Plus encourageant encore : la Fondation Kadhafi invite le collectif à se rendre à Tripoli pour une réunion de travail. Guillaume de Saint Marc, son épouse et leur cousin et néanmoins avocat du collectif, Valéry Denoix de Saint Marc, y vont à leurs propres frais le 12 juillet. Les pourparlers durent jusqu'au 15. Du 10 au 12 août, nouvelle réunion à Tripoli en la présence de Seïf Al-Islam. Un projet de protocole d'accord est conclu, dont les termes seront toutefois modifiés dix jours plus tard, à l'occasion d'une nouvelle rencontre à Tripoli, à laquelle est associée, à la demande du Quai d'Orsay, SOS-Attentats, en la personne de Mme Rudetski et de l'avocat de l'association, Me Francis Szpiner. La session prend fin le 24 août.

Automne 2003, l'affaire Lockerbie et la levée des sanctions.
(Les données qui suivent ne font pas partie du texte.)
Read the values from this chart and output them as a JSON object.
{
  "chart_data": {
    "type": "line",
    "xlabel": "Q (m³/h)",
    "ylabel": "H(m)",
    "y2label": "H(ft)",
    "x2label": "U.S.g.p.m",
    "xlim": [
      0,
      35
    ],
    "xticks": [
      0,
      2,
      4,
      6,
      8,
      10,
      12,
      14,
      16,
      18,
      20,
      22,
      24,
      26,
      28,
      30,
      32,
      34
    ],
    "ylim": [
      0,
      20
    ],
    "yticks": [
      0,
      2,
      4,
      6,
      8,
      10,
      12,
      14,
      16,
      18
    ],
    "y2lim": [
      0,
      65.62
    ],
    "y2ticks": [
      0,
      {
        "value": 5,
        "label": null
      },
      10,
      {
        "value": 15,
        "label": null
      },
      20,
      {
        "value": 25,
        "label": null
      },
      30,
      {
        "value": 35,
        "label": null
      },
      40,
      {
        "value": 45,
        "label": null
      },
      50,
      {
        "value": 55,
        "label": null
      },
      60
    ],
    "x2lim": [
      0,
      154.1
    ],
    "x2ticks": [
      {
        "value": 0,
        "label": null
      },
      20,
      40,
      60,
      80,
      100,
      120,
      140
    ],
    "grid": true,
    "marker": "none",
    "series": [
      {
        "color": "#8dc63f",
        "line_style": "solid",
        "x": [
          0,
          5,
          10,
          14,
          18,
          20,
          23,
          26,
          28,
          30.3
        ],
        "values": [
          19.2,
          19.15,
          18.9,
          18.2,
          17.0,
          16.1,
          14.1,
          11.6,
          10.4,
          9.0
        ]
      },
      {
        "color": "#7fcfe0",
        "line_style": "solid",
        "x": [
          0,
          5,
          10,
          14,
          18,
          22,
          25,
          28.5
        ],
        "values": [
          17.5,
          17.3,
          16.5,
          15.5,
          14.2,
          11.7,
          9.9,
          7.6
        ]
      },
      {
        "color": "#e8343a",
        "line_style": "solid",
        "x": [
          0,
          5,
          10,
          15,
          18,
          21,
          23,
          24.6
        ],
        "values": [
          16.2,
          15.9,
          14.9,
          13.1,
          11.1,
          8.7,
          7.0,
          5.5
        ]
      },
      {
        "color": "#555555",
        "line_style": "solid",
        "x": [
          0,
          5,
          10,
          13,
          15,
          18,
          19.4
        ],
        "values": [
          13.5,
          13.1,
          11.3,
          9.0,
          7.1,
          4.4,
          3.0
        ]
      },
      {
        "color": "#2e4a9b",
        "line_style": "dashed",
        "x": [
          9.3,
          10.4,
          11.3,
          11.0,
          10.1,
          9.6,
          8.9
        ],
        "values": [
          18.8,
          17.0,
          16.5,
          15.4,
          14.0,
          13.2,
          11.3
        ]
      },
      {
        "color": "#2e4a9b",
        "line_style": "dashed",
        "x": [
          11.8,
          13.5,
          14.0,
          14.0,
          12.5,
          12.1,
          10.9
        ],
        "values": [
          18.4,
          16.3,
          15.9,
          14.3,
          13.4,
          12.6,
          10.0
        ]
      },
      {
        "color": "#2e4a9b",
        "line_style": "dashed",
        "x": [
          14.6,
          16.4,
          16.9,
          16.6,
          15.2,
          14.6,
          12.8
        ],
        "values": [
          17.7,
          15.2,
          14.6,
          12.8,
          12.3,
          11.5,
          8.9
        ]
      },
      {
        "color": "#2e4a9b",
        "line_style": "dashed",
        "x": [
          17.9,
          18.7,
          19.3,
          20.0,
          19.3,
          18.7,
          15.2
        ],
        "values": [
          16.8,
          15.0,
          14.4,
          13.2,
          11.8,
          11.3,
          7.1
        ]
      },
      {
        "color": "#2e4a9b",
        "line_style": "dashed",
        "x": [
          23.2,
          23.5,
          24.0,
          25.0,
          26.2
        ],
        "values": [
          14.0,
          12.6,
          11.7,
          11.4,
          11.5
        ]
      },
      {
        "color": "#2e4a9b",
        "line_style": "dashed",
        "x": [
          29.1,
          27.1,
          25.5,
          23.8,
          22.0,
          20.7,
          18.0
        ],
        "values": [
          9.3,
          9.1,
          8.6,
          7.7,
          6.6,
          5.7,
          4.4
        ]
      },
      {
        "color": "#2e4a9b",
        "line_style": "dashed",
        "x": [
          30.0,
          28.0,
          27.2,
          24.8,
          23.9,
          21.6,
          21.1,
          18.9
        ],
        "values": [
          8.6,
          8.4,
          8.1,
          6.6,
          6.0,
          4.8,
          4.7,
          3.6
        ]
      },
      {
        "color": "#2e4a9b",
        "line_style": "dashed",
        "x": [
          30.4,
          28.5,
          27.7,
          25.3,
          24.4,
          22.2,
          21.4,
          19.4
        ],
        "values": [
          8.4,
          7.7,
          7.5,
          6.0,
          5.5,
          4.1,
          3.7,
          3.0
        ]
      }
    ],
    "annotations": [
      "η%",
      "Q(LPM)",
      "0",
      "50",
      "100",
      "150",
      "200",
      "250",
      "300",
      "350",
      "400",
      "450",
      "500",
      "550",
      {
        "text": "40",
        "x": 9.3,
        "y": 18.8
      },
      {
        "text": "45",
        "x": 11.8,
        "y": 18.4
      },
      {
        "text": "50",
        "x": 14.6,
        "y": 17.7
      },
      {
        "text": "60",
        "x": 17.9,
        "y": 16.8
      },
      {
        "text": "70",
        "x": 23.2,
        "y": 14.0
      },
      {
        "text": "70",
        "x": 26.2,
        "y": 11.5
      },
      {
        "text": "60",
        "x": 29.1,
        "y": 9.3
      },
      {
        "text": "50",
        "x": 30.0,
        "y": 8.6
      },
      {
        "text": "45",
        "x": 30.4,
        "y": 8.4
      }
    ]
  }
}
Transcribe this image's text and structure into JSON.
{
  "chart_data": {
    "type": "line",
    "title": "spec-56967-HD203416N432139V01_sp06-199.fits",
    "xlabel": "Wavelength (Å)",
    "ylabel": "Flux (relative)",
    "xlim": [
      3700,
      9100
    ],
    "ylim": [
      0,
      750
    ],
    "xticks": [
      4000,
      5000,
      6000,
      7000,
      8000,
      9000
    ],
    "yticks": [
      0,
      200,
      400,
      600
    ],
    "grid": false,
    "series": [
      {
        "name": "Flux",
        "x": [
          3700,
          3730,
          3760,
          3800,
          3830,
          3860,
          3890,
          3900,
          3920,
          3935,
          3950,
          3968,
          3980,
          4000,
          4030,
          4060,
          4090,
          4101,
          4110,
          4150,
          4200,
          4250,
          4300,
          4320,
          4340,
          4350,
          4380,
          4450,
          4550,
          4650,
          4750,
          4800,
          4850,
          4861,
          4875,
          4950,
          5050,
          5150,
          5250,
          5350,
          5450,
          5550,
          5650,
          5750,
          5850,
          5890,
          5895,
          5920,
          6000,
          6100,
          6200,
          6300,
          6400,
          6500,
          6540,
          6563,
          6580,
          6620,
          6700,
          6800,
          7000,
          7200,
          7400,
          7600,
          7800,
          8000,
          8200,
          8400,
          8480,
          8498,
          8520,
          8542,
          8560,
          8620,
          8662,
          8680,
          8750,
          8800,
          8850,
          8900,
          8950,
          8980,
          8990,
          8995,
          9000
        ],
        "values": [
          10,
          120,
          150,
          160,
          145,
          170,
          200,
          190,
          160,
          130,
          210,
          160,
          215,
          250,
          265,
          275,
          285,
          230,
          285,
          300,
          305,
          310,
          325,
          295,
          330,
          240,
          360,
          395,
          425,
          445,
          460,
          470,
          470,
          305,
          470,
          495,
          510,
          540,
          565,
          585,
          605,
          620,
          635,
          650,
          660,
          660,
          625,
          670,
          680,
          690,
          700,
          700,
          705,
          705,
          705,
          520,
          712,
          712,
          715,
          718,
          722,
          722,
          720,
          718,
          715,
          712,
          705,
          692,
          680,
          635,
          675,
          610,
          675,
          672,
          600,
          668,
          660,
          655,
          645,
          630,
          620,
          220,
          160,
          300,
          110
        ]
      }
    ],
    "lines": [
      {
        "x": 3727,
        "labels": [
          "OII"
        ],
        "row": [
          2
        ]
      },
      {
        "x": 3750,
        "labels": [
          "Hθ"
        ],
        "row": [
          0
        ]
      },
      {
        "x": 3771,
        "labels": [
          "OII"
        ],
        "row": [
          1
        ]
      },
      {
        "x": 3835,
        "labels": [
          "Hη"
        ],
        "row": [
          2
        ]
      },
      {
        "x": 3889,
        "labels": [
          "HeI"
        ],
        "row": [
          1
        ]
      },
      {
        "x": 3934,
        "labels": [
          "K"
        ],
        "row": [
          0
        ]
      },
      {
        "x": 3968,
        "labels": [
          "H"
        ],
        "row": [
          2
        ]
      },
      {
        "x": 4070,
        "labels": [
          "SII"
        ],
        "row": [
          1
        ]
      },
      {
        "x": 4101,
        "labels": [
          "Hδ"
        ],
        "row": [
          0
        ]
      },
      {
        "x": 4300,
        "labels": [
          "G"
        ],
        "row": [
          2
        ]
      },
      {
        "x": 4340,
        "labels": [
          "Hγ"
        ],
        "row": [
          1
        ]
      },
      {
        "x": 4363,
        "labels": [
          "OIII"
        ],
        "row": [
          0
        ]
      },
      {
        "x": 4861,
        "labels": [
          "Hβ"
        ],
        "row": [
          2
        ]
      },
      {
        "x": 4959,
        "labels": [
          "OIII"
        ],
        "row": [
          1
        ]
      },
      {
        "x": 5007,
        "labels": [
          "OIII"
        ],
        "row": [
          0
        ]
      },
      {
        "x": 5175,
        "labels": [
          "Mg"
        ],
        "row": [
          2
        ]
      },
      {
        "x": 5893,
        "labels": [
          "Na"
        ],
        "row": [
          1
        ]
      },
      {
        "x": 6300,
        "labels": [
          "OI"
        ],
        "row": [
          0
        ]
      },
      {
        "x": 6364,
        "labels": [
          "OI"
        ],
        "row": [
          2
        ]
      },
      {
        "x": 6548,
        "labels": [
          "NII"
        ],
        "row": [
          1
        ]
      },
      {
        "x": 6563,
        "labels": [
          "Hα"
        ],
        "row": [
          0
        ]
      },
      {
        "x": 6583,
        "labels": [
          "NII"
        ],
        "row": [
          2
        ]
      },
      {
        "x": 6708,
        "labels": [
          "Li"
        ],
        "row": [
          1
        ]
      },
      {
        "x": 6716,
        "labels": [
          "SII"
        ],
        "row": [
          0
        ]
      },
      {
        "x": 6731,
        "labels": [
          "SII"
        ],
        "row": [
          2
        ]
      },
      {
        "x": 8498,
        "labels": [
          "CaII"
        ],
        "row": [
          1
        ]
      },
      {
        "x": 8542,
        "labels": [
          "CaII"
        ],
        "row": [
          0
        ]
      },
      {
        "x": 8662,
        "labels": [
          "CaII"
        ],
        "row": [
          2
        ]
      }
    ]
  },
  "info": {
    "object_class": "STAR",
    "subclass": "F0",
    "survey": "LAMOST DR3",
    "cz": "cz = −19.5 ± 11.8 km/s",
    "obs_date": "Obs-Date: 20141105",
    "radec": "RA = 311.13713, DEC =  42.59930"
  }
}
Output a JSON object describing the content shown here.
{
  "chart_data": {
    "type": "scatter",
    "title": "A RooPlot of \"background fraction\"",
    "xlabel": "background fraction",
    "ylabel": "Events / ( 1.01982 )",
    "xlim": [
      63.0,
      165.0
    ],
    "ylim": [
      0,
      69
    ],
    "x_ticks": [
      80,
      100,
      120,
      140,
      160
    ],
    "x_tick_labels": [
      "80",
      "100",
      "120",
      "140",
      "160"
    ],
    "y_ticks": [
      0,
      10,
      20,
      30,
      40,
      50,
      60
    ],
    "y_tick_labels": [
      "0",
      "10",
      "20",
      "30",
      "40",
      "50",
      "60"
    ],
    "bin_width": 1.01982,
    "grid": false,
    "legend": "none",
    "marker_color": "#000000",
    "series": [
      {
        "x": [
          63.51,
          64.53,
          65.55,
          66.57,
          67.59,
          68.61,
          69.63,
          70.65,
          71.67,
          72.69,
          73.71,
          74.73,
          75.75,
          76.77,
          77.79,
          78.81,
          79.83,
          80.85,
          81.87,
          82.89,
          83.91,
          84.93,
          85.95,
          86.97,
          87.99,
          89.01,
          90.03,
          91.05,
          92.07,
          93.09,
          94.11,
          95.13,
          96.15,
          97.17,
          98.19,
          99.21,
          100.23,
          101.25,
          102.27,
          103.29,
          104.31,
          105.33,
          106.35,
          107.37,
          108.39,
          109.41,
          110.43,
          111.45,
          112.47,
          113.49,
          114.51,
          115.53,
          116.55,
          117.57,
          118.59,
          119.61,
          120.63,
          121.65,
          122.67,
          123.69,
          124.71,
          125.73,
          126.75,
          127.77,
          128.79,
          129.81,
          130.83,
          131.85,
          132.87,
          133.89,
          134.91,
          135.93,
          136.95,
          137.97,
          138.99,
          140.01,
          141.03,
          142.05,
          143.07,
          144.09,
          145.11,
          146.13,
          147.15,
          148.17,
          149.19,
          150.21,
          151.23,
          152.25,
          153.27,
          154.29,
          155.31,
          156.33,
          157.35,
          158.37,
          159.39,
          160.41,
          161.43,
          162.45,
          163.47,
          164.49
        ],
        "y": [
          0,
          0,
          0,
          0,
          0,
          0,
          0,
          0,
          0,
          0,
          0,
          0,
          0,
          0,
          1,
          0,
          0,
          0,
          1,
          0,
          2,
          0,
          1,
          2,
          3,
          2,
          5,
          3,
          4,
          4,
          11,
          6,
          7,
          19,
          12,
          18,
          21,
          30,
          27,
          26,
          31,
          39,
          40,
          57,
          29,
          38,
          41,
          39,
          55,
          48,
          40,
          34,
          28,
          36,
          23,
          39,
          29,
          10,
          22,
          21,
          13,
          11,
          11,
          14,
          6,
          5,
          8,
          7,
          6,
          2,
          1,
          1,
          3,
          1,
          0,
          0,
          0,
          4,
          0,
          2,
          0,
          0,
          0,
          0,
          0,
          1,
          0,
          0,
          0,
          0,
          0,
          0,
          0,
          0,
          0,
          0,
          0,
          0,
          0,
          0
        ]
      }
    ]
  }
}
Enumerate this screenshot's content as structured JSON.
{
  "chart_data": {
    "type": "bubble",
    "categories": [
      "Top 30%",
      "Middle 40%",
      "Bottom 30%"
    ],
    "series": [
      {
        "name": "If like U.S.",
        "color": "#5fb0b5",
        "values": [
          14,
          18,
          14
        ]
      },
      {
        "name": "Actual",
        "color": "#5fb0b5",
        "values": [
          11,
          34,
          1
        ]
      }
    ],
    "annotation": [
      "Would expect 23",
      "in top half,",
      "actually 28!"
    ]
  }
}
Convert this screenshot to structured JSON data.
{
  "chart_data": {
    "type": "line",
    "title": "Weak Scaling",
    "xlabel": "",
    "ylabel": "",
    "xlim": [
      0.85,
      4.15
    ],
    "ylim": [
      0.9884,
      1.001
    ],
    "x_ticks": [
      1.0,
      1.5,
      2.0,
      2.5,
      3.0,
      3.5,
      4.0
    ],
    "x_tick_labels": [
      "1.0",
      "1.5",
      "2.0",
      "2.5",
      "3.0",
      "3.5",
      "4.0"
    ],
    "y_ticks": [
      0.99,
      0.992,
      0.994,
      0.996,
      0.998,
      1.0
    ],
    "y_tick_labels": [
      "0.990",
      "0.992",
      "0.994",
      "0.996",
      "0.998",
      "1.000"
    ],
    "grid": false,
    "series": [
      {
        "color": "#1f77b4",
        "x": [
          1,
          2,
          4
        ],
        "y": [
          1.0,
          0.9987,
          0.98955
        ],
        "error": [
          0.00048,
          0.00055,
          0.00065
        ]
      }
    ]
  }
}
Une autre session, qui devait avoir lieu deux jours plus tard est annulée à la demande des Libyens. Retour à Tripoli le 30 août, pour une quatrième session de travail. Les Britanniques veulent soumettre au vote du Conseil de sécurité un projet de résolution pour la levée des sanctions imposées à la Libye, après le règlement de l'affaire Lockerbie, le 13 août. La France demande un délai et prévient qu'elle mettra son veto si l'affaire du DC-10 n'est pas réglée. Une cinquième rencontre a lieu à Tripoli les 10 et 11 septembre. Un accord "de principe" est conclu.

Le lendemain, l'ONU vote la levée des sanctions. Il y aura encore cinq sessions de travail. La onzième sera la bonne. Du côté français, les pourparlers ont été entièrement conduits par les de Saint Marc, et les pouvoirs publics étaient tenus régulièrement informés. "Le ministère des affaires étrangères a aussi fait du très bon travail", dit M. de Saint Marc. Du côté libyen, malgré la bonne volonté, la négociation était soumise aux tiraillements entre les différents courants du pouvoir politique. D'où les revers et les rétractations. Il garde de Seïf Al-Islam une impression favorable : l'image d'un homme "qui ne veut pas être éclaboussé par le passé libyen, qui veut résoudre les problèmes et donner une nouvelle image de la Libye". Il dit que le directeur exécutif de la Fondation, Saleh Abdel Salam, et son équipe, auxquels se sont joints les deux juristes qui avaient traité l'affaire Lockerbie, ont "toujours été compréhensifs et respectueux".